Although the epicentre of the euro, Europe’s single currency, there is a long list of things Frankfurt is not. With just 700,000 inhabitants, this compact German city – often referred to as the world’s smallest metropolis – can’t compete in size to other financial centres, such as London, Tokyo or New York.
In fact, on the Global Financial Centres Index, it ranks only 10th in the world and fourth in Europe behind London, Zurich and Geneva. It isn’t a capital city either, not even of the central regional state of Hesse where it is based.
Although home to more than 300 banks, both national and international, it isn’t Germany’s wealthiest city, even if – with its ever-growing skyline of gleaming steel and concrete skyscrapers – it likes to style itself as “Mainhattan”, a play on the name of the river on which it is built.
In terms of household income, Frankfurt is Germany’s 23rd richest city, behind Hamburg and Munich and even the likes of Stuttgart, Düsseldorf, Cologne and Bonn.

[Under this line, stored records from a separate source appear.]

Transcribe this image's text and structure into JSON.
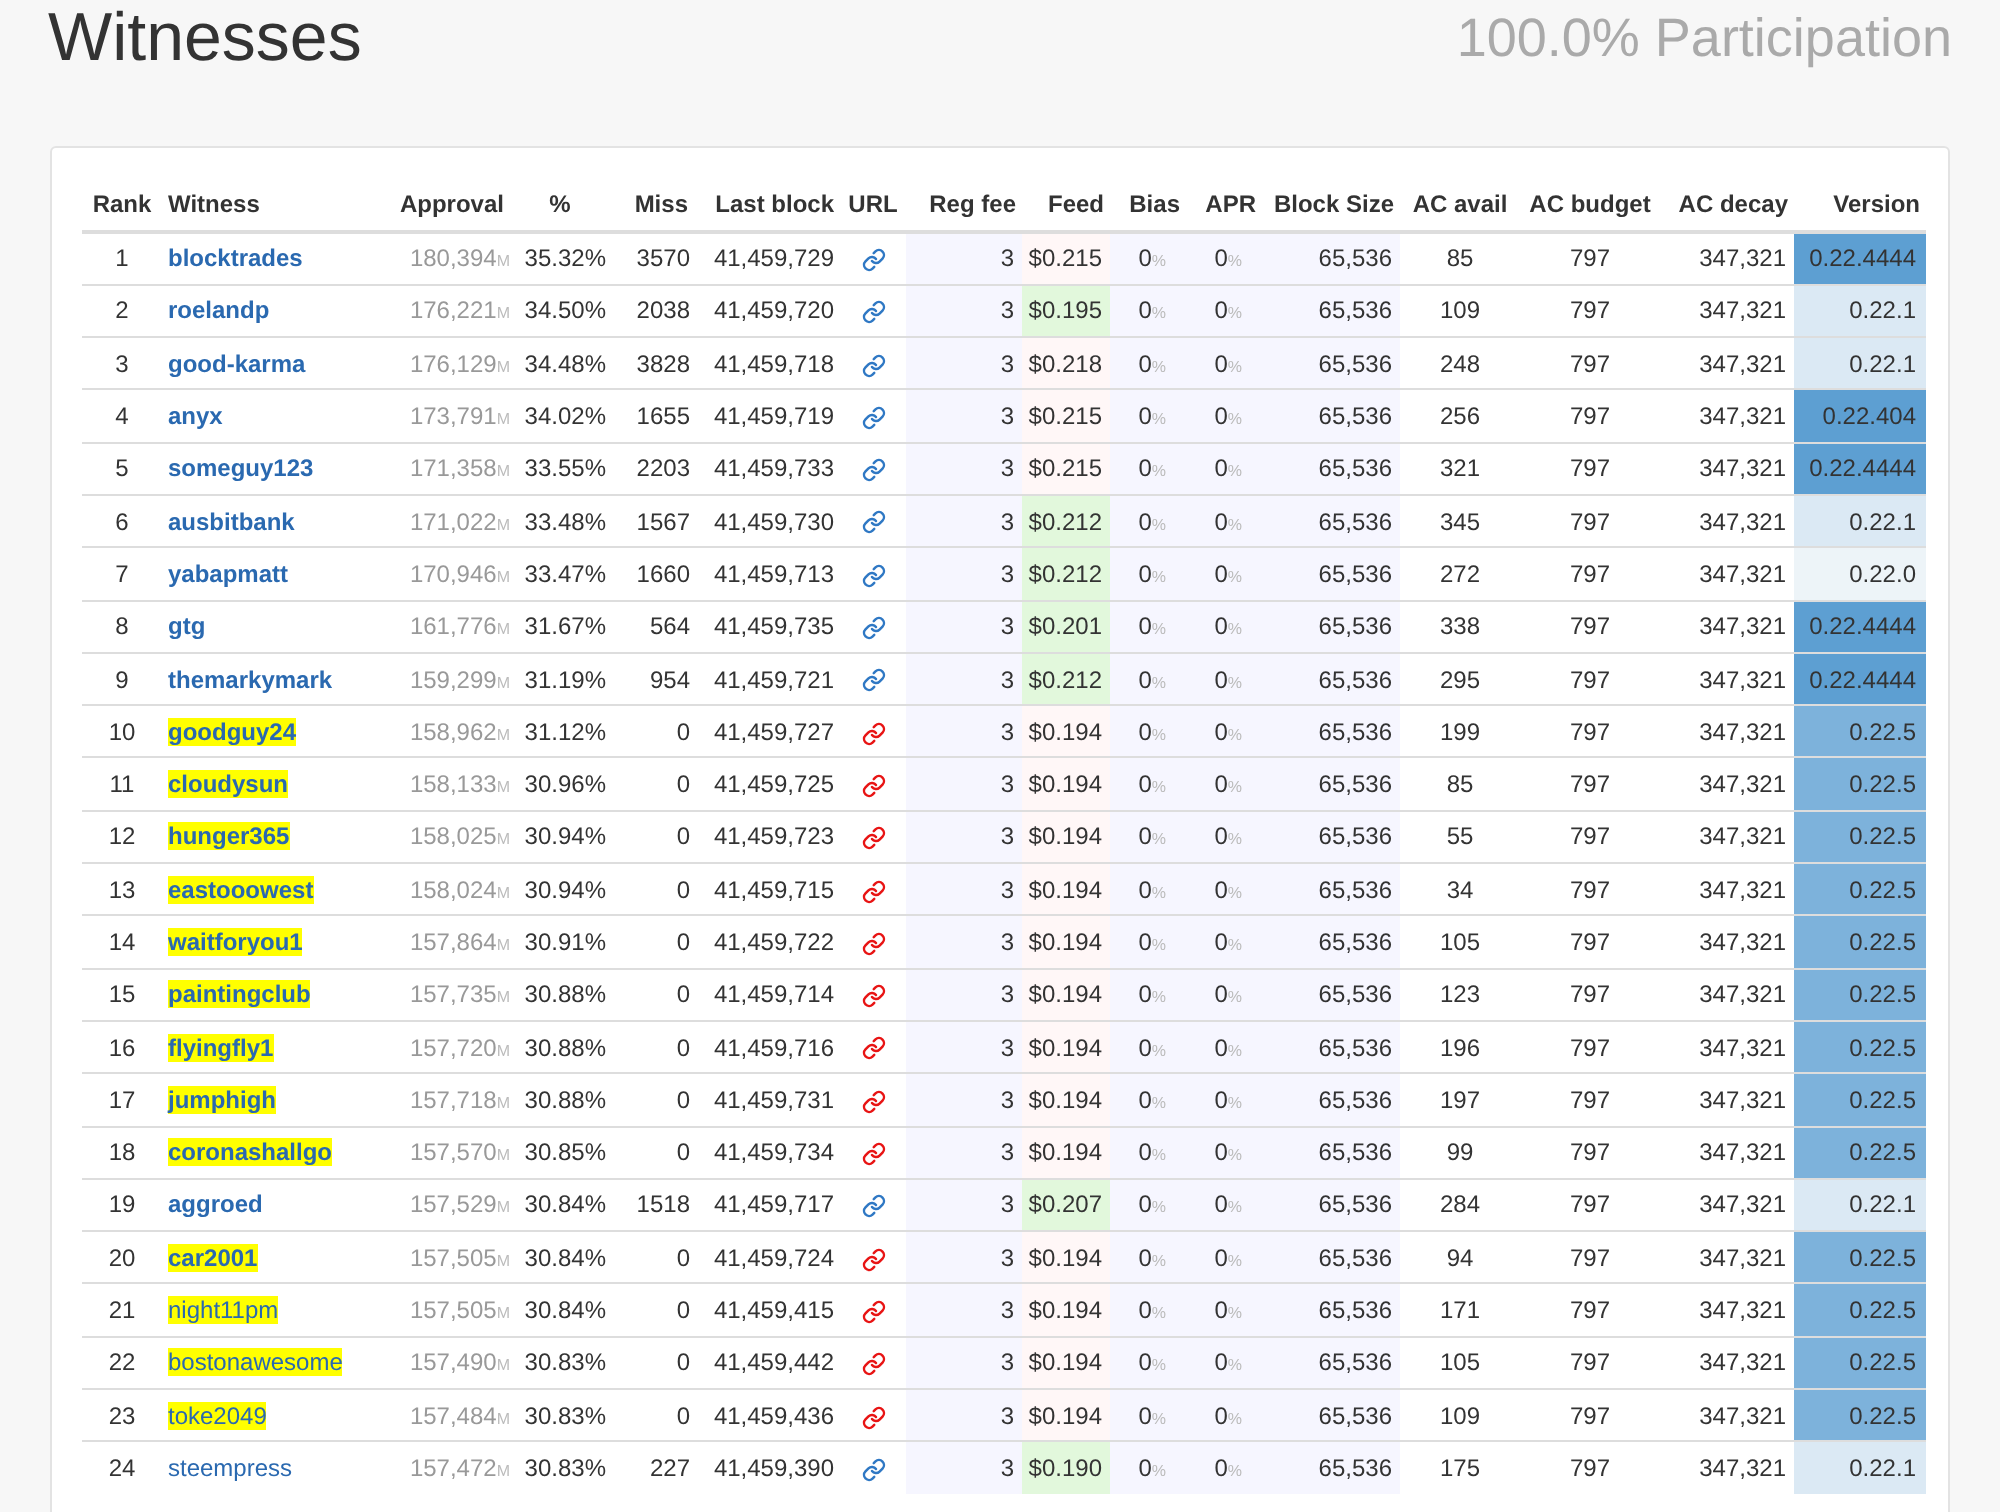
{
  "page": {
    "title": "Witnesses",
    "participation": "100.0% Participation"
  },
  "table": {
    "columns": [
      "Rank",
      "Witness",
      "Approval",
      "%",
      "Miss",
      "Last block",
      "URL",
      "Reg fee",
      "Feed",
      "Bias",
      "APR",
      "Block Size",
      "AC avail",
      "AC budget",
      "AC decay",
      "Version"
    ],
    "rows": [
      {
        "rank": "1",
        "witness": "blocktrades",
        "elected": true,
        "highlighted": false,
        "approval": "180,394",
        "approval_unit": "M",
        "percent": "35.32%",
        "miss": "3570",
        "last_block": "41,459,729",
        "url_ok": true,
        "reg_fee": "3",
        "feed": "$0.215",
        "feed_fresh": false,
        "bias": "0",
        "bias_unit": "%",
        "apr": "0",
        "apr_unit": "%",
        "block_size": "65,536",
        "ac_avail": "85",
        "ac_budget": "797",
        "ac_decay": "347,321",
        "version": "0.22.4444",
        "color": "#5d9fd2"
      },
      {
        "rank": "2",
        "witness": "roelandp",
        "elected": true,
        "highlighted": false,
        "approval": "176,221",
        "approval_unit": "M",
        "percent": "34.50%",
        "miss": "2038",
        "last_block": "41,459,720",
        "url_ok": true,
        "reg_fee": "3",
        "feed": "$0.195",
        "feed_fresh": true,
        "bias": "0",
        "bias_unit": "%",
        "apr": "0",
        "apr_unit": "%",
        "block_size": "65,536",
        "ac_avail": "109",
        "ac_budget": "797",
        "ac_decay": "347,321",
        "version": "0.22.1",
        "color": "#dbe9f4"
      },
      {
        "rank": "3",
        "witness": "good-karma",
        "elected": true,
        "highlighted": false,
        "approval": "176,129",
        "approval_unit": "M",
        "percent": "34.48%",
        "miss": "3828",
        "last_block": "41,459,718",
        "url_ok": true,
        "reg_fee": "3",
        "feed": "$0.218",
        "feed_fresh": false,
        "bias": "0",
        "bias_unit": "%",
        "apr": "0",
        "apr_unit": "%",
        "block_size": "65,536",
        "ac_avail": "248",
        "ac_budget": "797",
        "ac_decay": "347,321",
        "version": "0.22.1",
        "color": "#dbe9f4"
      },
      {
        "rank": "4",
        "witness": "anyx",
        "elected": true,
        "highlighted": false,
        "approval": "173,791",
        "approval_unit": "M",
        "percent": "34.02%",
        "miss": "1655",
        "last_block": "41,459,719",
        "url_ok": true,
        "reg_fee": "3",
        "feed": "$0.215",
        "feed_fresh": false,
        "bias": "0",
        "bias_unit": "%",
        "apr": "0",
        "apr_unit": "%",
        "block_size": "65,536",
        "ac_avail": "256",
        "ac_budget": "797",
        "ac_decay": "347,321",
        "version": "0.22.404",
        "color": "#5d9fd2"
      },
      {
        "rank": "5",
        "witness": "someguy123",
        "elected": true,
        "highlighted": false,
        "approval": "171,358",
        "approval_unit": "M",
        "percent": "33.55%",
        "miss": "2203",
        "last_block": "41,459,733",
        "url_ok": true,
        "reg_fee": "3",
        "feed": "$0.215",
        "feed_fresh": false,
        "bias": "0",
        "bias_unit": "%",
        "apr": "0",
        "apr_unit": "%",
        "block_size": "65,536",
        "ac_avail": "321",
        "ac_budget": "797",
        "ac_decay": "347,321",
        "version": "0.22.4444",
        "color": "#5d9fd2"
      },
      {
        "rank": "6",
        "witness": "ausbitbank",
        "elected": true,
        "highlighted": false,
        "approval": "171,022",
        "approval_unit": "M",
        "percent": "33.48%",
        "miss": "1567",
        "last_block": "41,459,730",
        "url_ok": true,
        "reg_fee": "3",
        "feed": "$0.212",
        "feed_fresh": true,
        "bias": "0",
        "bias_unit": "%",
        "apr": "0",
        "apr_unit": "%",
        "block_size": "65,536",
        "ac_avail": "345",
        "ac_budget": "797",
        "ac_decay": "347,321",
        "version": "0.22.1",
        "color": "#dbe9f4"
      },
      {
        "rank": "7",
        "witness": "yabapmatt",
        "elected": true,
        "highlighted": false,
        "approval": "170,946",
        "approval_unit": "M",
        "percent": "33.47%",
        "miss": "1660",
        "last_block": "41,459,713",
        "url_ok": true,
        "reg_fee": "3",
        "feed": "$0.212",
        "feed_fresh": true,
        "bias": "0",
        "bias_unit": "%",
        "apr": "0",
        "apr_unit": "%",
        "block_size": "65,536",
        "ac_avail": "272",
        "ac_budget": "797",
        "ac_decay": "347,321",
        "version": "0.22.0",
        "color": "#edf4f8"
      },
      {
        "rank": "8",
        "witness": "gtg",
        "elected": true,
        "highlighted": false,
        "approval": "161,776",
        "approval_unit": "M",
        "percent": "31.67%",
        "miss": "564",
        "last_block": "41,459,735",
        "url_ok": true,
        "reg_fee": "3",
        "feed": "$0.201",
        "feed_fresh": true,
        "bias": "0",
        "bias_unit": "%",
        "apr": "0",
        "apr_unit": "%",
        "block_size": "65,536",
        "ac_avail": "338",
        "ac_budget": "797",
        "ac_decay": "347,321",
        "version": "0.22.4444",
        "color": "#5d9fd2"
      },
      {
        "rank": "9",
        "witness": "themarkymark",
        "elected": true,
        "highlighted": false,
        "approval": "159,299",
        "approval_unit": "M",
        "percent": "31.19%",
        "miss": "954",
        "last_block": "41,459,721",
        "url_ok": true,
        "reg_fee": "3",
        "feed": "$0.212",
        "feed_fresh": true,
        "bias": "0",
        "bias_unit": "%",
        "apr": "0",
        "apr_unit": "%",
        "block_size": "65,536",
        "ac_avail": "295",
        "ac_budget": "797",
        "ac_decay": "347,321",
        "version": "0.22.4444",
        "color": "#5d9fd2"
      },
      {
        "rank": "10",
        "witness": "goodguy24",
        "elected": true,
        "highlighted": true,
        "approval": "158,962",
        "approval_unit": "M",
        "percent": "31.12%",
        "miss": "0",
        "last_block": "41,459,727",
        "url_ok": false,
        "reg_fee": "3",
        "feed": "$0.194",
        "feed_fresh": false,
        "bias": "0",
        "bias_unit": "%",
        "apr": "0",
        "apr_unit": "%",
        "block_size": "65,536",
        "ac_avail": "199",
        "ac_budget": "797",
        "ac_decay": "347,321",
        "version": "0.22.5",
        "color": "#7db2db"
      },
      {
        "rank": "11",
        "witness": "cloudysun",
        "elected": true,
        "highlighted": true,
        "approval": "158,133",
        "approval_unit": "M",
        "percent": "30.96%",
        "miss": "0",
        "last_block": "41,459,725",
        "url_ok": false,
        "reg_fee": "3",
        "feed": "$0.194",
        "feed_fresh": false,
        "bias": "0",
        "bias_unit": "%",
        "apr": "0",
        "apr_unit": "%",
        "block_size": "65,536",
        "ac_avail": "85",
        "ac_budget": "797",
        "ac_decay": "347,321",
        "version": "0.22.5",
        "color": "#7db2db"
      },
      {
        "rank": "12",
        "witness": "hunger365",
        "elected": true,
        "highlighted": true,
        "approval": "158,025",
        "approval_unit": "M",
        "percent": "30.94%",
        "miss": "0",
        "last_block": "41,459,723",
        "url_ok": false,
        "reg_fee": "3",
        "feed": "$0.194",
        "feed_fresh": false,
        "bias": "0",
        "bias_unit": "%",
        "apr": "0",
        "apr_unit": "%",
        "block_size": "65,536",
        "ac_avail": "55",
        "ac_budget": "797",
        "ac_decay": "347,321",
        "version": "0.22.5",
        "color": "#7db2db"
      },
      {
        "rank": "13",
        "witness": "eastooowest",
        "elected": true,
        "highlighted": true,
        "approval": "158,024",
        "approval_unit": "M",
        "percent": "30.94%",
        "miss": "0",
        "last_block": "41,459,715",
        "url_ok": false,
        "reg_fee": "3",
        "feed": "$0.194",
        "feed_fresh": false,
        "bias": "0",
        "bias_unit": "%",
        "apr": "0",
        "apr_unit": "%",
        "block_size": "65,536",
        "ac_avail": "34",
        "ac_budget": "797",
        "ac_decay": "347,321",
        "version": "0.22.5",
        "color": "#7db2db"
      },
      {
        "rank": "14",
        "witness": "waitforyou1",
        "elected": true,
        "highlighted": true,
        "approval": "157,864",
        "approval_unit": "M",
        "percent": "30.91%",
        "miss": "0",
        "last_block": "41,459,722",
        "url_ok": false,
        "reg_fee": "3",
        "feed": "$0.194",
        "feed_fresh": false,
        "bias": "0",
        "bias_unit": "%",
        "apr": "0",
        "apr_unit": "%",
        "block_size": "65,536",
        "ac_avail": "105",
        "ac_budget": "797",
        "ac_decay": "347,321",
        "version": "0.22.5",
        "color": "#7db2db"
      },
      {
        "rank": "15",
        "witness": "paintingclub",
        "elected": true,
        "highlighted": true,
        "approval": "157,735",
        "approval_unit": "M",
        "percent": "30.88%",
        "miss": "0",
        "last_block": "41,459,714",
        "url_ok": false,
        "reg_fee": "3",
        "feed": "$0.194",
        "feed_fresh": false,
        "bias": "0",
        "bias_unit": "%",
        "apr": "0",
        "apr_unit": "%",
        "block_size": "65,536",
        "ac_avail": "123",
        "ac_budget": "797",
        "ac_decay": "347,321",
        "version": "0.22.5",
        "color": "#7db2db"
      },
      {
        "rank": "16",
        "witness": "flyingfly1",
        "elected": true,
        "highlighted": true,
        "approval": "157,720",
        "approval_unit": "M",
        "percent": "30.88%",
        "miss": "0",
        "last_block": "41,459,716",
        "url_ok": false,
        "reg_fee": "3",
        "feed": "$0.194",
        "feed_fresh": false,
        "bias": "0",
        "bias_unit": "%",
        "apr": "0",
        "apr_unit": "%",
        "block_size": "65,536",
        "ac_avail": "196",
        "ac_budget": "797",
        "ac_decay": "347,321",
        "version": "0.22.5",
        "color": "#7db2db"
      },
      {
        "rank": "17",
        "witness": "jumphigh",
        "elected": true,
        "highlighted": true,
        "approval": "157,718",
        "approval_unit": "M",
        "percent": "30.88%",
        "miss": "0",
        "last_block": "41,459,731",
        "url_ok": false,
        "reg_fee": "3",
        "feed": "$0.194",
        "feed_fresh": false,
        "bias": "0",
        "bias_unit": "%",
        "apr": "0",
        "apr_unit": "%",
        "block_size": "65,536",
        "ac_avail": "197",
        "ac_budget": "797",
        "ac_decay": "347,321",
        "version": "0.22.5",
        "color": "#7db2db"
      },
      {
        "rank": "18",
        "witness": "coronashallgo",
        "elected": true,
        "highlighted": true,
        "approval": "157,570",
        "approval_unit": "M",
        "percent": "30.85%",
        "miss": "0",
        "last_block": "41,459,734",
        "url_ok": false,
        "reg_fee": "3",
        "feed": "$0.194",
        "feed_fresh": false,
        "bias": "0",
        "bias_unit": "%",
        "apr": "0",
        "apr_unit": "%",
        "block_size": "65,536",
        "ac_avail": "99",
        "ac_budget": "797",
        "ac_decay": "347,321",
        "version": "0.22.5",
        "color": "#7db2db"
      },
      {
        "rank": "19",
        "witness": "aggroed",
        "elected": true,
        "highlighted": false,
        "approval": "157,529",
        "approval_unit": "M",
        "percent": "30.84%",
        "miss": "1518",
        "last_block": "41,459,717",
        "url_ok": true,
        "reg_fee": "3",
        "feed": "$0.207",
        "feed_fresh": true,
        "bias": "0",
        "bias_unit": "%",
        "apr": "0",
        "apr_unit": "%",
        "block_size": "65,536",
        "ac_avail": "284",
        "ac_budget": "797",
        "ac_decay": "347,321",
        "version": "0.22.1",
        "color": "#dbe9f4"
      },
      {
        "rank": "20",
        "witness": "car2001",
        "elected": true,
        "highlighted": true,
        "approval": "157,505",
        "approval_unit": "M",
        "percent": "30.84%",
        "miss": "0",
        "last_block": "41,459,724",
        "url_ok": false,
        "reg_fee": "3",
        "feed": "$0.194",
        "feed_fresh": false,
        "bias": "0",
        "bias_unit": "%",
        "apr": "0",
        "apr_unit": "%",
        "block_size": "65,536",
        "ac_avail": "94",
        "ac_budget": "797",
        "ac_decay": "347,321",
        "version": "0.22.5",
        "color": "#7db2db"
      },
      {
        "rank": "21",
        "witness": "night11pm",
        "elected": false,
        "highlighted": true,
        "approval": "157,505",
        "approval_unit": "M",
        "percent": "30.84%",
        "miss": "0",
        "last_block": "41,459,415",
        "url_ok": false,
        "reg_fee": "3",
        "feed": "$0.194",
        "feed_fresh": false,
        "bias": "0",
        "bias_unit": "%",
        "apr": "0",
        "apr_unit": "%",
        "block_size": "65,536",
        "ac_avail": "171",
        "ac_budget": "797",
        "ac_decay": "347,321",
        "version": "0.22.5",
        "color": "#7db2db"
      },
      {
        "rank": "22",
        "witness": "bostonawesome",
        "elected": false,
        "highlighted": true,
        "approval": "157,490",
        "approval_unit": "M",
        "percent": "30.83%",
        "miss": "0",
        "last_block": "41,459,442",
        "url_ok": false,
        "reg_fee": "3",
        "feed": "$0.194",
        "feed_fresh": false,
        "bias": "0",
        "bias_unit": "%",
        "apr": "0",
        "apr_unit": "%",
        "block_size": "65,536",
        "ac_avail": "105",
        "ac_budget": "797",
        "ac_decay": "347,321",
        "version": "0.22.5",
        "color": "#7db2db"
      },
      {
        "rank": "23",
        "witness": "toke2049",
        "elected": false,
        "highlighted": true,
        "approval": "157,484",
        "approval_unit": "M",
        "percent": "30.83%",
        "miss": "0",
        "last_block": "41,459,436",
        "url_ok": false,
        "reg_fee": "3",
        "feed": "$0.194",
        "feed_fresh": false,
        "bias": "0",
        "bias_unit": "%",
        "apr": "0",
        "apr_unit": "%",
        "block_size": "65,536",
        "ac_avail": "109",
        "ac_budget": "797",
        "ac_decay": "347,321",
        "version": "0.22.5",
        "color": "#7db2db"
      },
      {
        "rank": "24",
        "witness": "steempress",
        "elected": false,
        "highlighted": false,
        "approval": "157,472",
        "approval_unit": "M",
        "percent": "30.83%",
        "miss": "227",
        "last_block": "41,459,390",
        "url_ok": true,
        "reg_fee": "3",
        "feed": "$0.190",
        "feed_fresh": true,
        "bias": "0",
        "bias_unit": "%",
        "apr": "0",
        "apr_unit": "%",
        "block_size": "65,536",
        "ac_avail": "175",
        "ac_budget": "797",
        "ac_decay": "347,321",
        "version": "0.22.1",
        "color": "#dbe9f4"
      }
    ]
  }
}
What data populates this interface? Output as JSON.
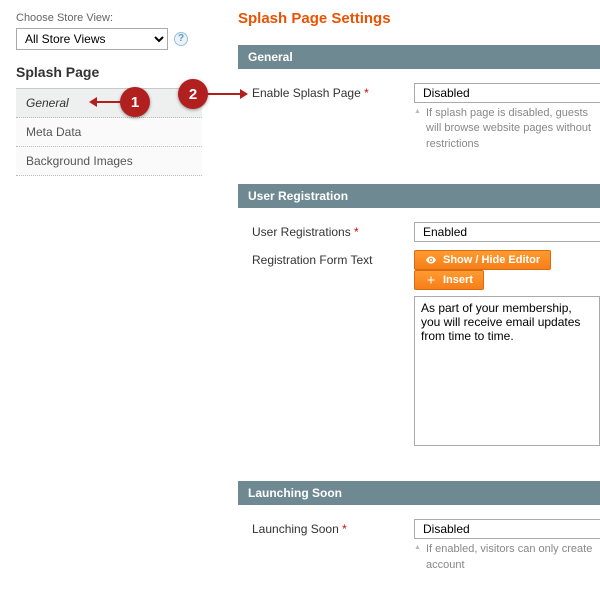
{
  "store_view": {
    "label": "Choose Store View:",
    "selected": "All Store Views"
  },
  "sidebar": {
    "title": "Splash Page",
    "items": [
      {
        "label": "General",
        "active": true
      },
      {
        "label": "Meta Data",
        "active": false
      },
      {
        "label": "Background Images",
        "active": false
      }
    ]
  },
  "page_title": "Splash Page Settings",
  "sections": {
    "general": {
      "heading": "General",
      "enable_label": "Enable Splash Page",
      "enable_value": "Disabled",
      "enable_note": "If splash page is disabled, guests will browse website pages without restrictions"
    },
    "user_reg": {
      "heading": "User Registration",
      "reg_label": "User Registrations",
      "reg_value": "Enabled",
      "form_text_label": "Registration Form Text",
      "show_hide_label": "Show / Hide Editor",
      "insert_label": "Insert",
      "textarea_value": "As part of your membership, you will receive email updates from time to time."
    },
    "launching": {
      "heading": "Launching Soon",
      "label": "Launching Soon",
      "value": "Disabled",
      "note": "If enabled, visitors can only create account"
    }
  },
  "annotations": {
    "b1": "1",
    "b2": "2"
  }
}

Greater Frankfurt ranks third behind Munich and Hamburg in terms of gross domestic product (GDP) per capita. It is home to the once-mighty Bundesbank and now the European Central Bank,
and also hosts Deutsche Börse, Europe’s second-biggest stock exchange after London.
Despite the competition however, Frankfurt has fared much better than all other European financial and banking centres during the region’s long and debilitating debt crisis. The German economy, too, has weathered the crisis storms much better than its eurozone neighbours and its blue-chip stock index, the DAX, has recently soared to new all-time highs.
While the challenges are the same – an economic slowdown in the euro area, an environment of ultra-low interest rates and profound restructuring of Europe’s banking sector – analysts say Frankfurt has a number of advantages.
London’s City axed more than 30 percent of the workforce in its banking and financial sector between 2007 and 2012 to 249,000, according to data compiled by the Centre for Economics and Business Research (CEBR).
And more than 13,000 more jobs are facing the chop by the end of next year, bringing the number of people employed in the sector to its lowest level since 1993.
By contrast, a study by German regional bank Helaba calculated that just 3,000 jobs have been lost in Frankfurt since the 2008 collapse of Lehman Brothers and the number of people employed in the sector is projected to fall by just 2.0 percent to 73,000 people at the end of next year.
“Frankfurt is doing well as a financial centre,” said Lutz Rättig, spokesman for Frankfurt Main Finance, a financial sector lobby group, and supervisory board chief for Morgan Stanley in Germany.
“The climate has deteriorated somewhat as a result of the financial crisis, but there’s been no downturn. Frankfurt’s banks haven’t had to cope with the dramatic blood-letting that we’ve seen in London or Paris,” Rättig said.
Christoph Schalast, professor at the Frankfurt School of Finance & Management, argues that unlike other European financial centres, Frankfurt has never been a major player in investment banking, which is at the root of the crisis.
On the contrary, Germany’s banking sector is largely centred on credit and savings, and entertains close ties to the small and medium-sized enterprises, or SMEs, that form the main backbone of the country’s economy, Schalast said.
“There is a close link with the real economy which is absent from other financial centres,” said Rättig. “The excesses seen elsewhere have not been seen here.”
Foreign banks are also drawn to the established financial centre of Frankfurt because “Germany’s federal structure isn’t always easy to understand,” said Schalast.
“Thus when they consider setting up a branch in Germany, it’s Frankfurt they’ll choose because of the presence there of the Bundesbank, the ECB and Deutsche Börse,” he argued. With the ECB now also to become responsible for banking supervision across the euro area, Frankfurt’s importance might grow still further.
A referendum vote on Britain’s place in the EU, as promised by Prime Minister David Cameron, could also prove decisive. But Schalast reckons that it is unlikely the city can de-throne London as Europe’s financial capital any time in the foreseeable future.